Diskusi pembelajaran ‘Spiritual Murni SHD’ memang tidak pernah ada habisnya dan memantik sebuah ulasan baru. Selalu ada momen reflektif dan kontemplatif di setiap diskusi yang terjadi dengan teman seperjalanan. Diskusi yang seringkali menghasilkan kesimpulan recehan dan dianggap tidak penting, namun sebenarnya sangat berpengaruh bagi proses belajar. Bentuk transformasi yang paling mendasar dalam langkah pemurnian jiwa adalah transformasi pola pikir. Yaitu ketika kejernihan kesadaran naik kelas ke tingkat yang lebih tinggi, sehingga perspektif menjadi lebih luas dan pemahaman menjadi lebih mendalam.
Transformasi cara berpikir tentu mendasari sebuah aksi militansi, yang tadinya tercipta dari sebuah keharusan (I have to), berubah menjadi kemauan yang berlandaskan kesadaran (I want to because i understand).

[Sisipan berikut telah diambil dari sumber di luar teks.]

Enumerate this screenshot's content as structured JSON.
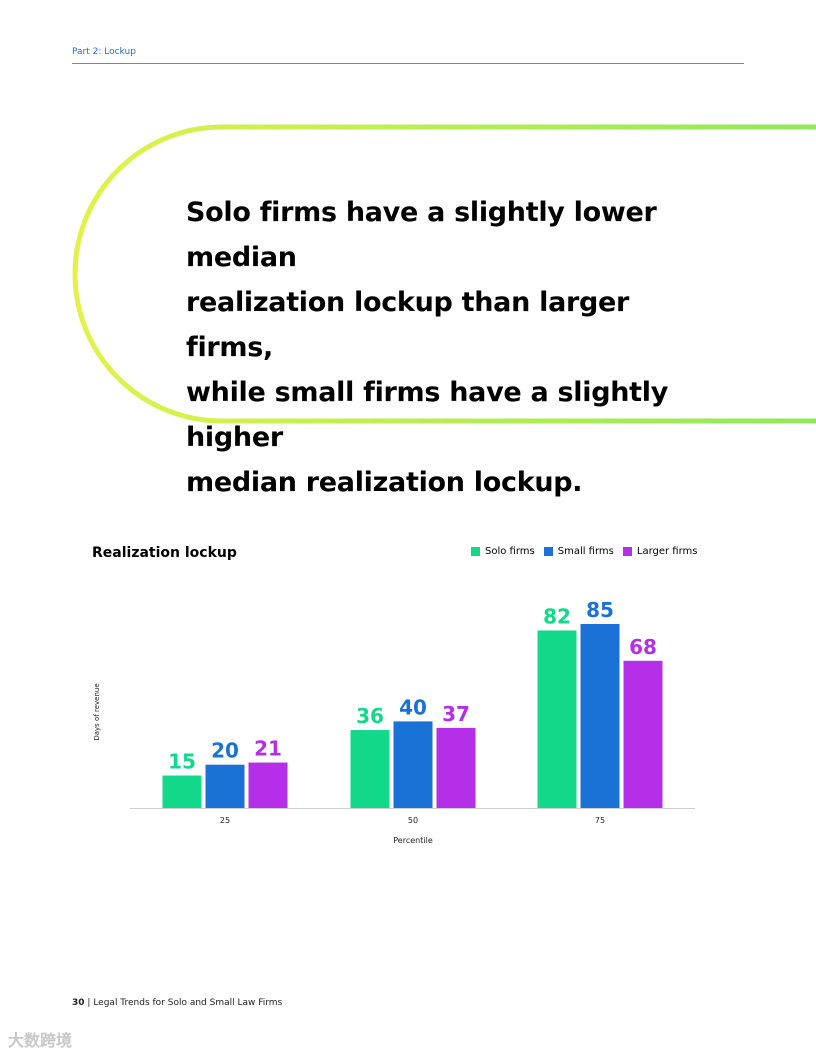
{
  "header": {
    "section_label": "Part 2: Lockup"
  },
  "callout": {
    "lines": [
      "Solo firms have a slightly lower median",
      "realization lockup than larger firms,",
      "while small firms have a slightly higher",
      "median realization lockup."
    ]
  },
  "colors": {
    "solo": "#12d98a",
    "small": "#1a72d6",
    "larger": "#b52ee8",
    "callout_gradient_start": "#e2f24a",
    "callout_gradient_end": "#8fe85a",
    "header_rule": "#4a90e2"
  },
  "chart_data": {
    "type": "bar",
    "title": "Realization lockup",
    "xlabel": "Percentile",
    "ylabel": "Days of revenue",
    "categories": [
      "25",
      "50",
      "75"
    ],
    "series": [
      {
        "name": "Solo firms",
        "values": [
          15,
          36,
          82
        ],
        "color": "#12d98a"
      },
      {
        "name": "Small firms",
        "values": [
          20,
          40,
          85
        ],
        "color": "#1a72d6"
      },
      {
        "name": "Larger firms",
        "values": [
          21,
          37,
          68
        ],
        "color": "#b52ee8"
      }
    ],
    "ylim": [
      0,
      85
    ],
    "legend_position": "top-right",
    "grid": false
  },
  "footer": {
    "page_number": "30",
    "separator": "|",
    "publication": "Legal Trends for Solo and Small Law Firms"
  },
  "watermark": {
    "text": "大数跨境"
  }
}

Spiritual Murni SHD memang paling tepat bagi pengembangan manusia karena karakter ajaran yang transformatif, progresif, dan revolusioner. Dengan ‘Bermeditasi/Hening Pemurnian Jiwa’, semua murid memang diajak untuk bertransformasi yang nyata – bukan hanya berkhayal untuk jadi manusia penuh sinar yang bisa melayang di berbagai dimensi, bukan pula untuk menjadi manusia pandai berkata bijak tanpa integritas – tetapi memang diarahkan untuk bergerak maju dalam pertumbuhan diri berupa perbaikan mental dan karakter. Dan ofkors semua dituntut untuk merevolusi dirinya sendiri, bergerak meninggalkan sampah dan kebusukan dalam diri menuju kejernihan dan kemuliaan.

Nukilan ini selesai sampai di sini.